Boccieri thanked Strickland for being his mentor and giving him the "attitudes, values, and beliefs" that he will carry to Congress, and said that it was an honor to have Cordray present. He recalled dropping to his knee in the barracks after a dangerous mission in Iraq and saying a prayer that what they were doing was worth fighting for, and that "this process, this government, and the American way of life" are worth the lives of the injured and fallen. It only takes one step outside the nation, he said, to see that it is worth fighting for. He acknowledged his family and parents, present at the event, and recalled their teaching him that "to whom much is given, much is expected." Boccieri said that he has taken those words to heart more than ever, and that his pride in this country and the story of his grandparents' emigration to this country seeking a better life has motivated him to run for Congress. "My family like yours is fitted with something special," he said. "It has a spirit about it, an American spirit."

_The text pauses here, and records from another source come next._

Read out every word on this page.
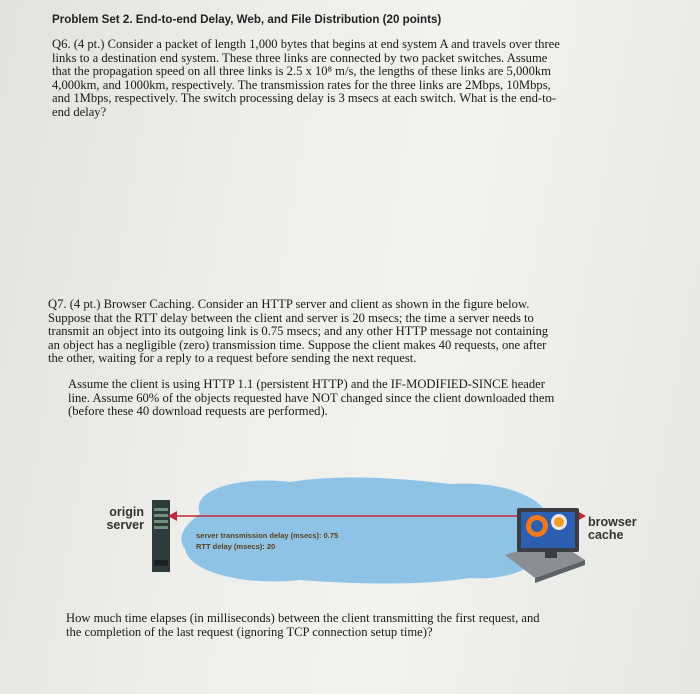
Problem Set 2. End-to-end Delay, Web, and File Distribution (20 points)
Q6. (4 pt.) Consider a packet of length 1,000 bytes that begins at end system A and travels over three
links to a destination end system. These three links are connected by two packet switches. Assume
that the propagation speed on all three links is 2.5 x 10⁸ m/s, the lengths of these links are 5,000km
4,000km, and 1000km, respectively. The transmission rates for the three links are 2Mbps, 10Mbps,
and 1Mbps, respectively. The switch processing delay is 3 msecs at each switch. What is the end-to-
end delay?
Q7. (4 pt.) Browser Caching. Consider an HTTP server and client as shown in the figure below.
Suppose that the RTT delay between the client and server is 20 msecs; the time a server needs to
transmit an object into its outgoing link is 0.75 msecs; and any other HTTP message not containing
an object has a negligible (zero) transmission time. Suppose the client makes 40 requests, one after
the other, waiting for a reply to a request before sending the next request.
Assume the client is using HTTP 1.1 (persistent HTTP) and the IF-MODIFIED-SINCE header
line. Assume 60% of the objects requested have NOT changed since the client downloaded them
(before these 40 download requests are performed).
origin
server
server transmission delay (msecs): 0.75
RTT delay (msecs): 20
browser
cache
How much time elapses (in milliseconds) between the client transmitting the first request, and
the completion of the last request (ignoring TCP connection setup time)?
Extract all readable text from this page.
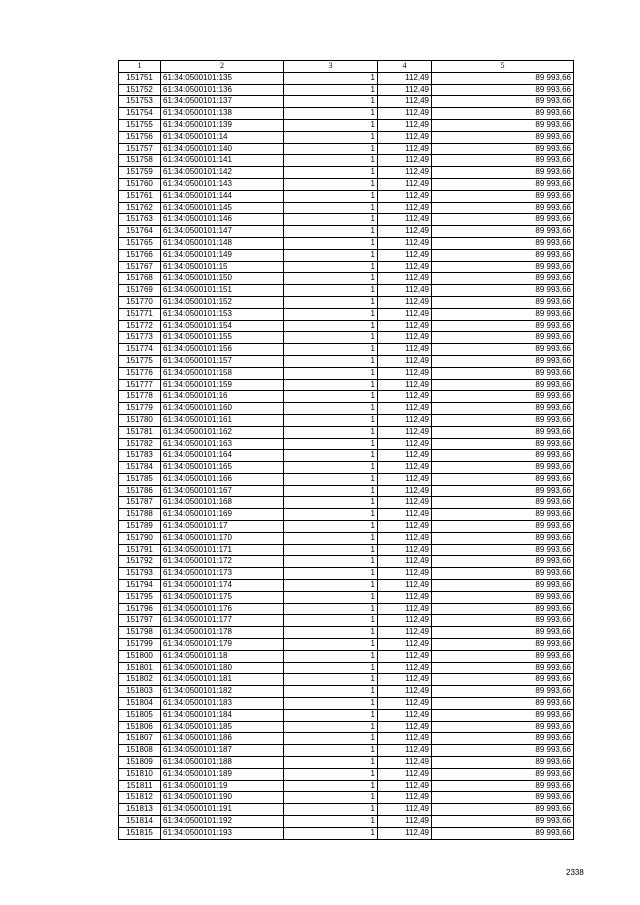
1	2	3	4	5
151751	61:34:0500101:135	1	112,49	89 993,66
151752	61:34:0500101:136	1	112,49	89 993,66
151753	61:34:0500101:137	1	112,49	89 993,66
151754	61:34:0500101:138	1	112,49	89 993,66
151755	61:34:0500101:139	1	112,49	89 993,66
151756	61:34:0500101:14	1	112,49	89 993,66
151757	61:34:0500101:140	1	112,49	89 993,66
151758	61:34:0500101:141	1	112,49	89 993,66
151759	61:34:0500101:142	1	112,49	89 993,66
151760	61:34:0500101:143	1	112,49	89 993,66
151761	61:34:0500101:144	1	112,49	89 993,66
151762	61:34:0500101:145	1	112,49	89 993,66
151763	61:34:0500101:146	1	112,49	89 993,66
151764	61:34:0500101:147	1	112,49	89 993,66
151765	61:34:0500101:148	1	112,49	89 993,66
151766	61:34:0500101:149	1	112,49	89 993,66
151767	61:34:0500101:15	1	112,49	89 993,66
151768	61:34:0500101:150	1	112,49	89 993,66
151769	61:34:0500101:151	1	112,49	89 993,66
151770	61:34:0500101:152	1	112,49	89 993,66
151771	61:34:0500101:153	1	112,49	89 993,66
151772	61:34:0500101:154	1	112,49	89 993,66
151773	61:34:0500101:155	1	112,49	89 993,66
151774	61:34:0500101:156	1	112,49	89 993,66
151775	61:34:0500101:157	1	112,49	89 993,66
151776	61:34:0500101:158	1	112,49	89 993,66
151777	61:34:0500101:159	1	112,49	89 993,66
151778	61:34:0500101:16	1	112,49	89 993,66
151779	61:34:0500101:160	1	112,49	89 993,66
151780	61:34:0500101:161	1	112,49	89 993,66
151781	61:34:0500101:162	1	112,49	89 993,66
151782	61:34:0500101:163	1	112,49	89 993,66
151783	61:34:0500101:164	1	112,49	89 993,66
151784	61:34:0500101:165	1	112,49	89 993,66
151785	61:34:0500101:166	1	112,49	89 993,66
151786	61:34:0500101:167	1	112,49	89 993,66
151787	61:34:0500101:168	1	112,49	89 993,66
151788	61:34:0500101:169	1	112,49	89 993,66
151789	61:34:0500101:17	1	112,49	89 993,66
151790	61:34:0500101:170	1	112,49	89 993,66
151791	61:34:0500101:171	1	112,49	89 993,66
151792	61:34:0500101:172	1	112,49	89 993,66
151793	61:34:0500101:173	1	112,49	89 993,66
151794	61:34:0500101:174	1	112,49	89 993,66
151795	61:34:0500101:175	1	112,49	89 993,66
151796	61:34:0500101:176	1	112,49	89 993,66
151797	61:34:0500101:177	1	112,49	89 993,66
151798	61:34:0500101:178	1	112,49	89 993,66
151799	61:34:0500101:179	1	112,49	89 993,66
151800	61:34:0500101:18	1	112,49	89 993,66
151801	61:34:0500101:180	1	112,49	89 993,66
151802	61:34:0500101:181	1	112,49	89 993,66
151803	61:34:0500101:182	1	112,49	89 993,66
151804	61:34:0500101:183	1	112,49	89 993,66
151805	61:34:0500101:184	1	112,49	89 993,66
151806	61:34:0500101:185	1	112,49	89 993,66
151807	61:34:0500101:186	1	112,49	89 993,66
151808	61:34:0500101:187	1	112,49	89 993,66
151809	61:34:0500101:188	1	112,49	89 993,66
151810	61:34:0500101:189	1	112,49	89 993,66
151811	61:34:0500101:19	1	112,49	89 993,66
151812	61:34:0500101:190	1	112,49	89 993,66
151813	61:34:0500101:191	1	112,49	89 993,66
151814	61:34:0500101:192	1	112,49	89 993,66
151815	61:34:0500101:193	1	112,49	89 993,66
2338
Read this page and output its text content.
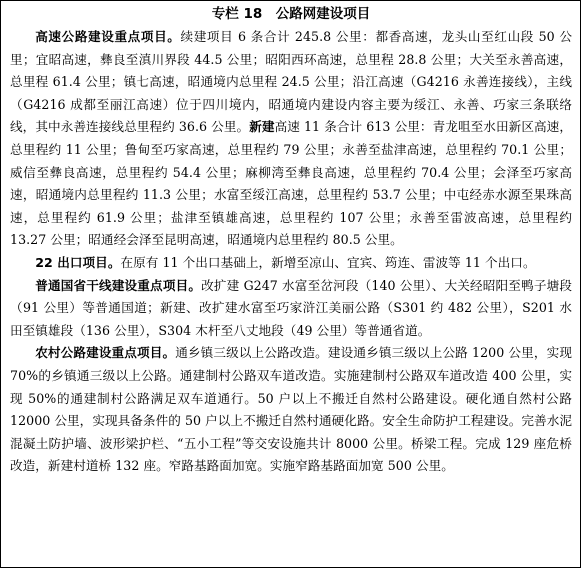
专栏 18　公路网建设项目

高速公路建设重点项目。续建项目 6 条合计 245.8 公里：都香高速，龙头山至红山段 50 公里；宜昭高速，彝良至滇川界段 44.5 公里；昭阳西环高速，总里程 28.8 公里；大关至永善高速，总里程 61.4 公里；镇七高速，昭通境内总里程 24.5 公里；沿江高速（G4216 永善连接线），主线（G4216 成都至丽江高速）位于四川境内，昭通境内建设内容主要为绥江、永善、巧家三条联络线，其中永善连接线总里程约 36.6 公里。新建高速 11 条合计 613 公里：青龙咀至水田新区高速，总里程约 11 公里；鲁甸至巧家高速，总里程约 79 公里；永善至盐津高速，总里程约 70.1 公里；威信至彝良高速，总里程约 54.4 公里；麻柳湾至彝良高速，总里程约 70.4 公里；会泽至巧家高速，昭通境内总里程约 11.3 公里；水富至绥江高速，总里程约 53.7 公里；中屯经赤水源至果珠高速，总里程约 61.9 公里；盐津至镇雄高速，总里程约 107 公里；永善至雷波高速，总里程约 13.27 公里；昭通经会泽至昆明高速，昭通境内总里程约 80.5 公里。

22 出口项目。在原有 11 个出口基础上，新增至凉山、宜宾、筠连、雷波等 11 个出口。

普通国省干线建设重点项目。改扩建 G247 水富至岔河段（140 公里）、大关经昭阳至鸭子塘段（91 公里）等普通国道；新建、改扩建水富至巧家浒江美丽公路（S301 约 482 公里），S201 水田至镇雄段（136 公里），S304 木杆至八丈地段（49 公里）等普通省道。

农村公路建设重点项目。通乡镇三级以上公路改造。建设通乡镇三级以上公路 1200 公里，实现 70%的乡镇通三级以上公路。通建制村公路双车道改造。实施建制村公路双车道改造 400 公里，实现 50%的通建制村公路满足双车道通行。50 户以上不搬迁自然村公路建设。硬化通自然村公路 12000 公里，实现具备条件的 50 户以上不搬迁自然村通硬化路。安全生命防护工程建设。完善水泥混凝土防护墙、波形梁护栏、“五小工程”等交安设施共计 8000 公里。桥梁工程。完成 129 座危桥改造，新建村道桥 132 座。窄路基路面加宽。实施窄路基路面加宽 500 公里。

Boccieri then said that his family's story and the American spirit is in jeopardy due to "very bad decisions in Washington." Like many Ohioans, Boccieri is concerned that this country is headed in the wrong direction. Unfair trade agreements and the resulting loss of jobs "are costing us the dream that my grandparents emigrated to this great country for." Boccieri said that he "hears people who say that we spending too much time abroad, fighting a civil war in Iraq, when we need to focus on the problems so much closer to home." The Hoover factory behind him represents "the policies of the past, decisions that have been made that cost us a little of who we are," he continued, referring by name to workers whose families will suffer because of the closing of the plant. "I know that we can provide more security for our workers, more security for our borders, and more security for our returning veterans," he said, "if only we had a Congressman that put America first. I want to be that Congressman." He called for putting aside party politics and "solving the real problems that face our nation and our families." Denouncing the defining of the country as red states and blue states, he said "we are all Americans" and called on the president to "sit down with the leadership in Washington and find an American solution" to the conflict in Iraq. We "must demand from this administration that we bring our troops home safely, honorably and soon."
"Is it too much to ask," he queried, "for a Congressman who demands that if our soldiers are wounded in battle, they have every medical condition covered," and that our troops are properly trained and equipped and cared for on their return? Boccieri promised that when he goes to Washington he will fight for "the things that matter most" to Americans and to Ohioans, which are fair and free trade, a living wage, and protecting jobs from leaving the country. From his parents' teaching, Boccieri said, he will say in the campaign that "what lies behind us and what lies in front of us are tiny matters compared to what lies within us," and as Americans "we will have an answer to all the dilemmas that are in front of us."